I try to fetch links from a URL using HTML::LinkExtor, but it always return 0 links even if the status code is 200 OK. I am running the following code in Ubuntu 9.04, just curious if the module is too old and its ways of HTTP request is disabled by some platforms.

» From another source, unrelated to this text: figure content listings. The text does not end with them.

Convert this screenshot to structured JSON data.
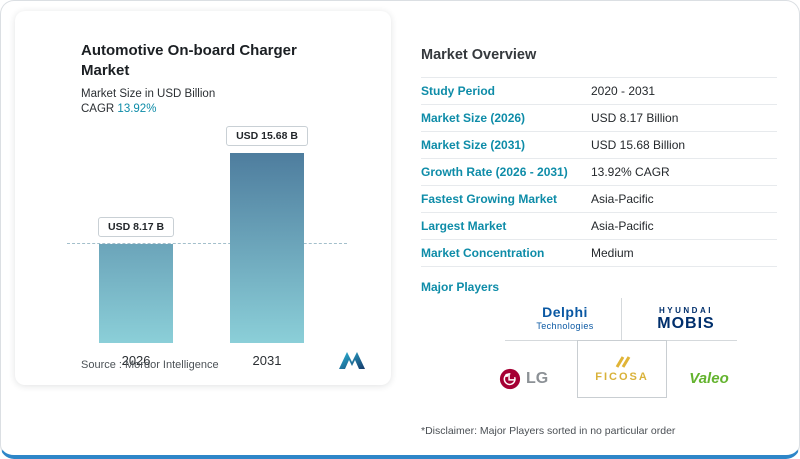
{
  "left_card": {
    "title": "Automotive On-board Charger Market",
    "subtitle": "Market Size in USD Billion",
    "cagr_label": "CAGR ",
    "cagr_value": "13.92%",
    "source_label": "Source :  Mordor Intelligence"
  },
  "chart_data": {
    "type": "bar",
    "title": "Automotive On-board Charger Market",
    "ylabel": "Market Size in USD Billion",
    "categories": [
      "2026",
      "2031"
    ],
    "values": [
      8.17,
      15.68
    ],
    "bar_labels": [
      "USD 8.17 B",
      "USD 15.68 B"
    ],
    "unit": "USD Billion",
    "cagr": "13.92%",
    "reference_line": 8.17,
    "ylim": [
      0,
      15.68
    ],
    "grid": false,
    "legend": "none"
  },
  "overview": {
    "title": "Market Overview",
    "rows": [
      {
        "label": "Study Period",
        "value": "2020 - 2031"
      },
      {
        "label": "Market Size (2026)",
        "value": "USD 8.17 Billion"
      },
      {
        "label": "Market Size (2031)",
        "value": "USD 15.68 Billion"
      },
      {
        "label": "Growth Rate (2026 - 2031)",
        "value": "13.92% CAGR"
      },
      {
        "label": "Fastest Growing Market",
        "value": "Asia-Pacific"
      },
      {
        "label": "Largest Market",
        "value": "Asia-Pacific"
      },
      {
        "label": "Market Concentration",
        "value": "Medium"
      }
    ],
    "major_players_label": "Major Players",
    "players": {
      "delphi": {
        "line1": "Delphi",
        "line2": "Technologies"
      },
      "mobis": {
        "line1": "HYUNDAI",
        "line2": "MOBIS"
      },
      "lg": {
        "text": "LG"
      },
      "ficosa": {
        "text": "FICOSA"
      },
      "valeo": {
        "text": "Valeo"
      }
    },
    "disclaimer": "*Disclaimer: Major Players sorted in no particular order"
  },
  "colors": {
    "accent_teal": "#0e8ca8",
    "bar_gradient_top": "#4e7d9e",
    "bar_gradient_bottom": "#8bcfd8",
    "bottom_edge_blue": "#2e86c8",
    "delphi_blue": "#0a58a3",
    "mobis_navy": "#002f6c",
    "lg_red": "#a50034",
    "ficosa_gold": "#d9b23a",
    "valeo_green": "#63b32e"
  }
}
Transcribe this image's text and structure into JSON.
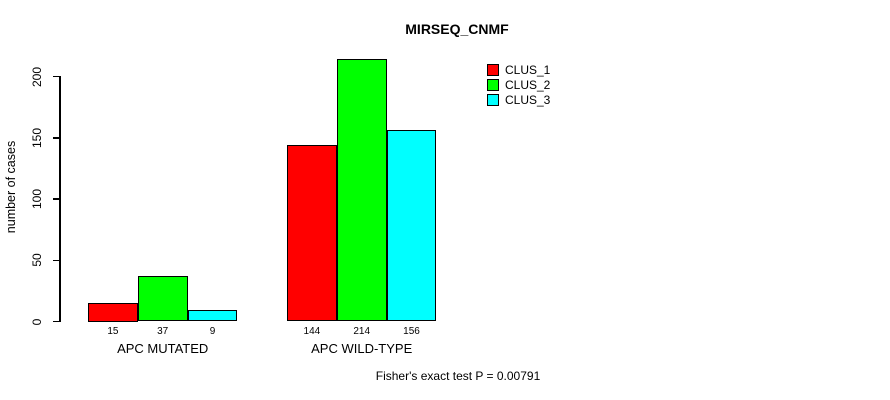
{
  "title": "MIRSEQ_CNMF",
  "footer": "Fisher's exact test P = 0.00791",
  "colors": {
    "clus_1": "#FF0000",
    "clus_2": "#00FF00",
    "clus_3": "#00FFFF",
    "axis": "#000000",
    "background": "#FFFFFF"
  },
  "chart_data": {
    "type": "bar",
    "title": "MIRSEQ_CNMF",
    "categories": [
      "APC MUTATED",
      "APC WILD-TYPE"
    ],
    "series": [
      {
        "name": "CLUS_1",
        "color": "#FF0000",
        "values": [
          15,
          144
        ]
      },
      {
        "name": "CLUS_2",
        "color": "#00FF00",
        "values": [
          37,
          214
        ]
      },
      {
        "name": "CLUS_3",
        "color": "#00FFFF",
        "values": [
          9,
          156
        ]
      }
    ],
    "bar_value_labels": [
      [
        15,
        37,
        9
      ],
      [
        144,
        214,
        156
      ]
    ],
    "xlabel": "",
    "ylabel": "number of cases",
    "ylim": [
      0,
      200
    ],
    "yticks": [
      0,
      50,
      100,
      150,
      200
    ],
    "grid": false,
    "legend_position": "top-right",
    "legend_entries": [
      "CLUS_1",
      "CLUS_2",
      "CLUS_3"
    ],
    "annotation": "Fisher's exact test P = 0.00791"
  }
}
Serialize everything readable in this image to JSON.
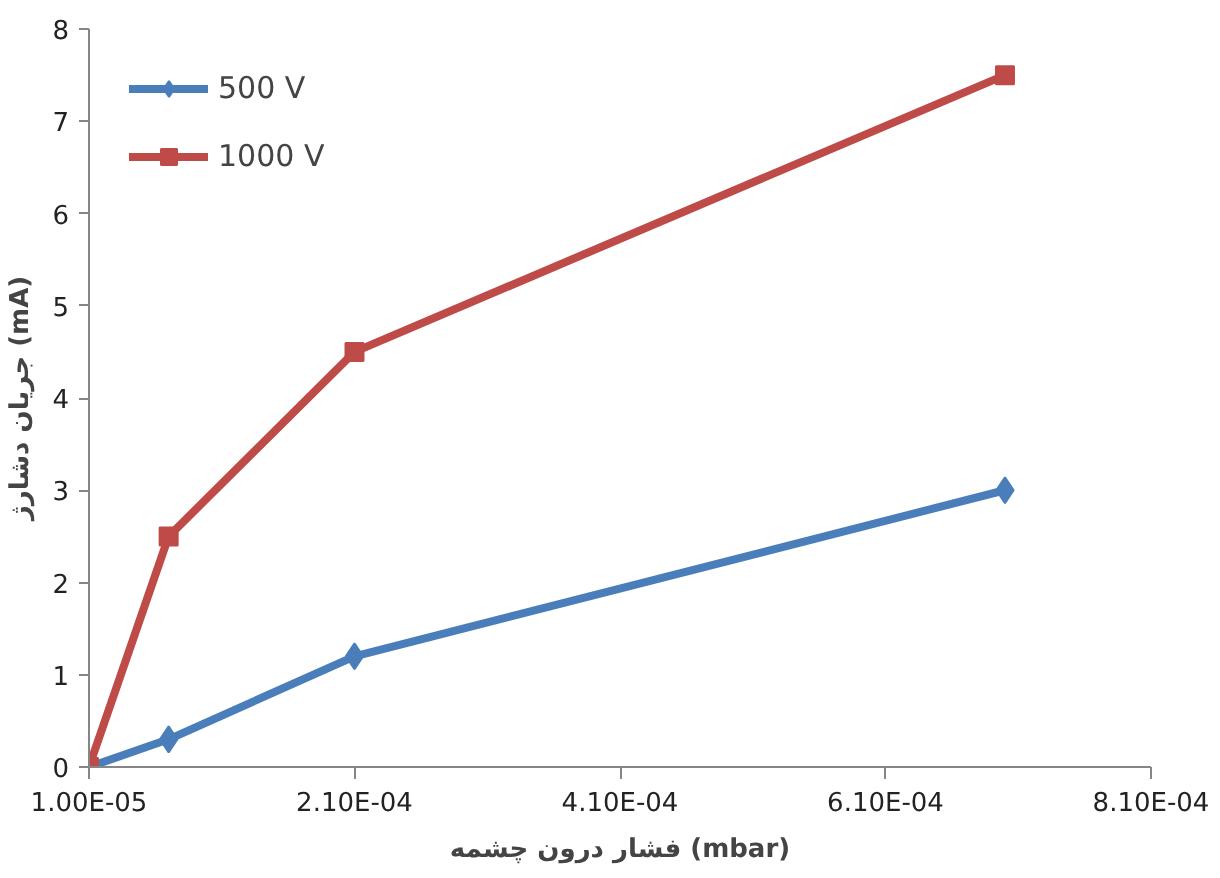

Any idea is well appreciated.
Thanks!

Code:

#!/usr/bin/perl

use HTML::LinkExtor;
use LWP::UserAgent;

my %urls;

*INPUT=STDIN;
*OUTPUT=STDOUT;
*LOGPUT=STDERR;

sub mychomp
{
   $_[0]=~s/\r|\n//g;
}


sub get_links
{
    my @links=();
    my $url = shift;
    my $browser = LWP::UserAgent->new();
    $browser->timeout(10);
    my $request = HTTP::Request->new(GET => $url);
    my $response=$browser->request($request);

    if($response->is_success)
    {  
        my $contents = $response->content;
        my $page_parser = HTML::LinkExtor->new();

        $page_parser->parse($contens);
        @links=$page_parser->links();
        
        $urls{$url}=$response->code;
        print OUTPUT $url." ".$response->code." links: ".@links."\n";
        print OUTPUT shift @links while @links;
    }
    else
    {
        print LOGPUT "$url: %s\n",$response->status_line;
    }
    return \@links;    
}

sub init
{
    if(@ARGV>0)
    {
       
       *INPUT= shift @ARGV;
    }
    if(@ARGV>1)
    {
       *OUTPUT=shift @ARGV;
    }

    if(@ARGV > 2)
    {
       *LOGPUT=shift @ARGV;
    }
}


sub run
{
    while(<INPUT>)
    {
        mychomp($_);
        if(exists($urls{$_}))
        {
           # do nothing
        }
        else
        {
            my @urls=@{get_links($_)};
          
            print OUTPUT (shift @urls)."\n" while @urls;
        }
        

    }
}

sub done
{
   close(INPUT);
   close(OUTPUT);
   close(LOGPUT);
}

#init;
run;
done;

Sergei Steshenko · 09-25-2010, 06:00 PM

Quote:

Originally Posted by android2009

Hi there,
...
Any idea is well appreciated.
...

First put

Code:

use strict;
use warning;

just after '#!/usr/bin/perl' and make sure there are no compilation errors and runtime warnings.

Sergei Steshenko · 09-25-2010, 06:11 PM

And check the return value of your 'mychomp' subroutine.